European Shipowners Welcome EP TiSA Recommendations

January 20, 2016

Photo: European Community Shipowners’ Associations (ECSA)

Photo: European Community Shipowners’ Associations (ECSA)

 European shipowners welcome the European Parliament’s INTA Committee recommendations to the European Commission on the ongoing negotiations of the Trade in Services Agreement between some of the world’s leading economies.

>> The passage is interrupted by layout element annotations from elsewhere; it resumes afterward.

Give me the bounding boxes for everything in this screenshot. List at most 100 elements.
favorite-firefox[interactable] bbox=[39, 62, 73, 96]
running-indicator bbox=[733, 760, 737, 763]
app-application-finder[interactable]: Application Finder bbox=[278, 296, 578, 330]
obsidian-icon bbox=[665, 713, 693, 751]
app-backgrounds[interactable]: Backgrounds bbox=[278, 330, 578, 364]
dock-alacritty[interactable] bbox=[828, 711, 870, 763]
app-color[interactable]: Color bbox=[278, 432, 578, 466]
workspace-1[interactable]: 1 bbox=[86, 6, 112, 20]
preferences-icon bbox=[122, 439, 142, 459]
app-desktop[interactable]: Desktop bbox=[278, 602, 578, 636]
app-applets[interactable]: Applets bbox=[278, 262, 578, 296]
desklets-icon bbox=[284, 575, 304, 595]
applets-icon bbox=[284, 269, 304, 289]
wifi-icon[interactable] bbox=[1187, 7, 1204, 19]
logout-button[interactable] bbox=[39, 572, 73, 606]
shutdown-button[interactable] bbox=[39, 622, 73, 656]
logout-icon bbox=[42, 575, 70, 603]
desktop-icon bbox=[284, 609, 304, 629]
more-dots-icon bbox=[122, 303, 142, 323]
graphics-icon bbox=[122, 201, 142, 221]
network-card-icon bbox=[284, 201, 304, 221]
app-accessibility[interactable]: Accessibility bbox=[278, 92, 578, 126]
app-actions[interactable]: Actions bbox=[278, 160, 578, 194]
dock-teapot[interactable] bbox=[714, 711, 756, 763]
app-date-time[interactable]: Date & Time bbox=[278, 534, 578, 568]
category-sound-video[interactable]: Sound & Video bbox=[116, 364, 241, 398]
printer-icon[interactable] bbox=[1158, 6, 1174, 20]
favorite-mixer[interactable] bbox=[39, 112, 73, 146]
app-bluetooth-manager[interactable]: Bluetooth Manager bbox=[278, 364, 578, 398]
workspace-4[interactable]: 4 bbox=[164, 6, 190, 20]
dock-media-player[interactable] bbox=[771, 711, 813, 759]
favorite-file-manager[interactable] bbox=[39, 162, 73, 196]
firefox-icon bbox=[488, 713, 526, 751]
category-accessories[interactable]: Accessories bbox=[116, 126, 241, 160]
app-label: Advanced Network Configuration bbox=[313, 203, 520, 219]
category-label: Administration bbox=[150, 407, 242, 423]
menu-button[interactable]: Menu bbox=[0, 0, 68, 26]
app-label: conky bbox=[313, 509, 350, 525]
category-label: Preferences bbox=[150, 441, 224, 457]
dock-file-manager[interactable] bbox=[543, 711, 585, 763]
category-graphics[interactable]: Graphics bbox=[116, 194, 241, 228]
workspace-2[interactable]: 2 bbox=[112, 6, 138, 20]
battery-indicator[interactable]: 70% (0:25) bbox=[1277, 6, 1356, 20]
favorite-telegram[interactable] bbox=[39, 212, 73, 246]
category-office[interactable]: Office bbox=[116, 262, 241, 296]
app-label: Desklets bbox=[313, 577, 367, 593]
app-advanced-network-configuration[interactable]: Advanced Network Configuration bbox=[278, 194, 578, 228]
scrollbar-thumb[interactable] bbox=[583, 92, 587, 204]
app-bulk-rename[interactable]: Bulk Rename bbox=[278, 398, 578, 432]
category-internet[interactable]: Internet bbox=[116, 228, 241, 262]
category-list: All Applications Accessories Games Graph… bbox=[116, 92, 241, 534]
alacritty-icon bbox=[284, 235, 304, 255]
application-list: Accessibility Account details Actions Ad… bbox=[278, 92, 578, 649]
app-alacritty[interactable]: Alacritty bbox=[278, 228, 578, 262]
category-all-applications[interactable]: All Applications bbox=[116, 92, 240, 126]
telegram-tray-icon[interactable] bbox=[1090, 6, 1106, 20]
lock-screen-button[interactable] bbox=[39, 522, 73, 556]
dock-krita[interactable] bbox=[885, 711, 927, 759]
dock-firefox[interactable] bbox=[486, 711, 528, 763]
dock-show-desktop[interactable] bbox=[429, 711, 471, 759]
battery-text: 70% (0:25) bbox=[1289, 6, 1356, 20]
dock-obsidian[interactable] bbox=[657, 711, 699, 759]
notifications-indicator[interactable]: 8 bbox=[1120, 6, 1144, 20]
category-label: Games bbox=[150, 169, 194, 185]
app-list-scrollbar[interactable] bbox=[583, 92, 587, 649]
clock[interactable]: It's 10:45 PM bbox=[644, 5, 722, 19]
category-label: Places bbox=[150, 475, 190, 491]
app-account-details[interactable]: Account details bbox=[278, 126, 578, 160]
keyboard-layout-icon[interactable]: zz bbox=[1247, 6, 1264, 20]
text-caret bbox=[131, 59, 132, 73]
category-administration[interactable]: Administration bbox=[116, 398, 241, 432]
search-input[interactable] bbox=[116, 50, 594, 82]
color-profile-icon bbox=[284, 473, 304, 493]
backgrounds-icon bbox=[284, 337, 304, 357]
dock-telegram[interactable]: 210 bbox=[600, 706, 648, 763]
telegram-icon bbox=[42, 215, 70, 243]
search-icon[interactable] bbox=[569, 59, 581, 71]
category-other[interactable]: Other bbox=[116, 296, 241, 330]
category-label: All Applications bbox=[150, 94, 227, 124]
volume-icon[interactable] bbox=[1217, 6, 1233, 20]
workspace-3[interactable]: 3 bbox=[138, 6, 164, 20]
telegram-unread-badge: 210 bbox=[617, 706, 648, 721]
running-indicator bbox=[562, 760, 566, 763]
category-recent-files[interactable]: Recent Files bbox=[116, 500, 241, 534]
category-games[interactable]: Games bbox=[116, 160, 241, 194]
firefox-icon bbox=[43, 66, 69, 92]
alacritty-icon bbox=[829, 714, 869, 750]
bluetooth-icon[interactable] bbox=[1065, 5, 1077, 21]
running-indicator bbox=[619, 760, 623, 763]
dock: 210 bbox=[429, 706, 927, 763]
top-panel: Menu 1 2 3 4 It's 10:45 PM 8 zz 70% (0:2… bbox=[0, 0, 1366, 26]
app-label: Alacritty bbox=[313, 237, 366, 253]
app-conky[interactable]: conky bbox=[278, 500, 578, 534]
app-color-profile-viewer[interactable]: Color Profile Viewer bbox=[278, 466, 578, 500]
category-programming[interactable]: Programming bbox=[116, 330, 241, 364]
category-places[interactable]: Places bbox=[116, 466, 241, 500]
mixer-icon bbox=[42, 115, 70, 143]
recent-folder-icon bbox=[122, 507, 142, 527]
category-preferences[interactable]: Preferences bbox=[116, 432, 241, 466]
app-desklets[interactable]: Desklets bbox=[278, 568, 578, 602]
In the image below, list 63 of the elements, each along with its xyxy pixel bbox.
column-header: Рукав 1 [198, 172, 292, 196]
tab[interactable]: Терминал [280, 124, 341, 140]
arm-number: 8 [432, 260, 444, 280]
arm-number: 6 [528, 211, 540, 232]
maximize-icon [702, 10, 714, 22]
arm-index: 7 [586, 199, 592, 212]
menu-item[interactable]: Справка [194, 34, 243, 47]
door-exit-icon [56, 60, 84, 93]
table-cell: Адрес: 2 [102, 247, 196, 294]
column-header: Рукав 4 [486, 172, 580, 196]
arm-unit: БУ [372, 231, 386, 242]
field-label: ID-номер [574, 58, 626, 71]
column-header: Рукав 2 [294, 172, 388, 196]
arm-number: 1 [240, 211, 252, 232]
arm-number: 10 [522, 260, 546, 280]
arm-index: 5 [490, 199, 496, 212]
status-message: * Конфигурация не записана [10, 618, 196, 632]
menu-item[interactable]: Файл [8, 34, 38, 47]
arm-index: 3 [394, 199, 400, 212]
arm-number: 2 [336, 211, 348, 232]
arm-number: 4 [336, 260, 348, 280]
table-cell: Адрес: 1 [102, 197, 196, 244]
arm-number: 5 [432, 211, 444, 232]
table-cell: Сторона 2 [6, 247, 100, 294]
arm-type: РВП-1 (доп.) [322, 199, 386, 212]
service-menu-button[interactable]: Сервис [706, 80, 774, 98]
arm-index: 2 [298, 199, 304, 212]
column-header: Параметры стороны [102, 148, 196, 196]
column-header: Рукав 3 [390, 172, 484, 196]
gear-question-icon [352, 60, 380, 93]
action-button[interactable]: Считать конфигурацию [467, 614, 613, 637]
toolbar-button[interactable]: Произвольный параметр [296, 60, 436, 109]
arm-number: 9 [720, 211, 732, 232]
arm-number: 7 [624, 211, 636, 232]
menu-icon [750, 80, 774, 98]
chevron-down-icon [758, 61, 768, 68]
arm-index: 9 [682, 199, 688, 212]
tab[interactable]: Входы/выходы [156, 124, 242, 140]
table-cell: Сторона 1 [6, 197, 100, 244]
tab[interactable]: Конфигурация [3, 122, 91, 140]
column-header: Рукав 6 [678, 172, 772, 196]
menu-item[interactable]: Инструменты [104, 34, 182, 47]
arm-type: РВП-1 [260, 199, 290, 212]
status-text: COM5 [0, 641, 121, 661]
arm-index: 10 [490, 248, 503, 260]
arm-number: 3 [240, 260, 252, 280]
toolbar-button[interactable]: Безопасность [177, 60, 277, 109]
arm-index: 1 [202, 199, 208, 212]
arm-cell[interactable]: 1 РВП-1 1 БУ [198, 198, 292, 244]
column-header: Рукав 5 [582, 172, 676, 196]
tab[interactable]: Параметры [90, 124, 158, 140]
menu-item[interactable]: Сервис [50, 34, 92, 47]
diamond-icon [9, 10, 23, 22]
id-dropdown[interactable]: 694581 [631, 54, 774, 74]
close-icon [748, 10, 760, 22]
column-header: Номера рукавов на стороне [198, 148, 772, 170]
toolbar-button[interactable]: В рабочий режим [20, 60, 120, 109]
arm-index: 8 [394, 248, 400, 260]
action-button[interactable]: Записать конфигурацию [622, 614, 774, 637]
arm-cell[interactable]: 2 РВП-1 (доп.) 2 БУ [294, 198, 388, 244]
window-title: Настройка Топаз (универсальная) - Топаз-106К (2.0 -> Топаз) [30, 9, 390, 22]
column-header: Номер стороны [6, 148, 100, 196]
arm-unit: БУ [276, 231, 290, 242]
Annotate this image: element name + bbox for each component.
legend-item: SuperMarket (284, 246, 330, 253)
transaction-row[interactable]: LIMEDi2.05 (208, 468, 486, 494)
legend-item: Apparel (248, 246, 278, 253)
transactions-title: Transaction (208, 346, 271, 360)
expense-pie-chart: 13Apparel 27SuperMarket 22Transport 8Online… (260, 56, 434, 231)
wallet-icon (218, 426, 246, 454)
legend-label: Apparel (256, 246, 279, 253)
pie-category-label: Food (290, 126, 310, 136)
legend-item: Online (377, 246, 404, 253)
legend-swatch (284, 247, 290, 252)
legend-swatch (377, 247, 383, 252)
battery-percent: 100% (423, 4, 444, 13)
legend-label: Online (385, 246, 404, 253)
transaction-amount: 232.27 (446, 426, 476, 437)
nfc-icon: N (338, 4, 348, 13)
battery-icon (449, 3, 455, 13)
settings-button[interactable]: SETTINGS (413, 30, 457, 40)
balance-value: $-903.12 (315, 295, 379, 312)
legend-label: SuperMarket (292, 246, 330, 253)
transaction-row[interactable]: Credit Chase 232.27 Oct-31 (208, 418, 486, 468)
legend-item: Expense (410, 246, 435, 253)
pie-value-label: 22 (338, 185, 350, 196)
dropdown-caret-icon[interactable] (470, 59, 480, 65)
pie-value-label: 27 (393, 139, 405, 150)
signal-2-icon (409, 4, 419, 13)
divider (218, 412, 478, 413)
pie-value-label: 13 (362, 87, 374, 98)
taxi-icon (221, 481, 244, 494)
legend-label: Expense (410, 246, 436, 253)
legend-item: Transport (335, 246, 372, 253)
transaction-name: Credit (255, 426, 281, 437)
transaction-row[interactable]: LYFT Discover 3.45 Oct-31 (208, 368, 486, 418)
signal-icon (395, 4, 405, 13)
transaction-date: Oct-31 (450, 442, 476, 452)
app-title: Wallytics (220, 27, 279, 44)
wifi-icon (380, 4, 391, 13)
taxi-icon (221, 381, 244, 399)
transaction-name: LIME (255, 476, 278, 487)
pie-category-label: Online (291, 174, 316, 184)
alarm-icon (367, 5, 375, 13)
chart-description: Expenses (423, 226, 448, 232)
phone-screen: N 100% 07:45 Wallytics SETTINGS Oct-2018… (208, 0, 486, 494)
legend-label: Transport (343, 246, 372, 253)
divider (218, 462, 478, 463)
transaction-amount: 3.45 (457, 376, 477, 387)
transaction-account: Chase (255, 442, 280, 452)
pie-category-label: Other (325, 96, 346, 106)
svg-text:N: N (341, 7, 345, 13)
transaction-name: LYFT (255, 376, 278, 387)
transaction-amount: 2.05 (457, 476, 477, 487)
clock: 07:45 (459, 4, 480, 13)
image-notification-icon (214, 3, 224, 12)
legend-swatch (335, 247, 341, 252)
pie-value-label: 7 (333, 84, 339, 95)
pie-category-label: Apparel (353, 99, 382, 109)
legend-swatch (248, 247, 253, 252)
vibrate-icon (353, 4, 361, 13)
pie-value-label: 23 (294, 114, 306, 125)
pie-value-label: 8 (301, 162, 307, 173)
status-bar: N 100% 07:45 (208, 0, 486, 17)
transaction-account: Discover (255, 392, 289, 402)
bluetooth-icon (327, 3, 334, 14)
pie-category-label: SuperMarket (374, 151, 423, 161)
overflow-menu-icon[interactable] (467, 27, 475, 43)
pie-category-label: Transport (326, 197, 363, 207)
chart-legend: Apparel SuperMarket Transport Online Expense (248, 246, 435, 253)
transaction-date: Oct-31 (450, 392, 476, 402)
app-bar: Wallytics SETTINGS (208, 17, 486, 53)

In it MEPs acknowledge the crucial role shipping plays as the lynchpin of global trade and call for improved access to third-countries. MEPs also ask the parties to address and remove current restrictions on maritime transport services and to strive for reciprocity. 
EU companies are very often hindered in accessing certain market segments abroad, which in the EU, in contrast, are open to foreign companies.
"We are very pleased with the references to shipping and to the need to liberalize foreign markets, do away with protectionist measures and function on the basis of reciprocity," said Patrick Verhoeven, ECSA Secretary General.
Commenting on the vote, ECSA Director Trade and Shipping Policy Lieselot Marinus said: "The text contains some very good recommendations and we share the call for an ambitious chapter on maritime transport services. We hope TiSA will set the scene at the global level and provide needed confidence and legal certainty to shipowners that are by default operating globally".
Negotiations for a Trade in Services Agreement started in 2013 against a background of stalled discussions in the World Trade Organization (WTO) Doha talks. It focuses on finding global common rules in the services sectors. 
There are 23 parties taking involved in the TiSA negotiations: Australia; Canada; Chile; Taiwan; Colombia; Costa Rica; the EU; Hong Kong; Iceland; Israel; Japan; Liechtenstein; Mauritius; Mexico; New Zealand; Norway; Pakistan; Panama; Peru; South Korea; Switzerland; Turkey; and the USA. ECSA has been supporting these negotiations from the start, hoping a TiSA agreement will eventually lead to a global agreement in the WTO.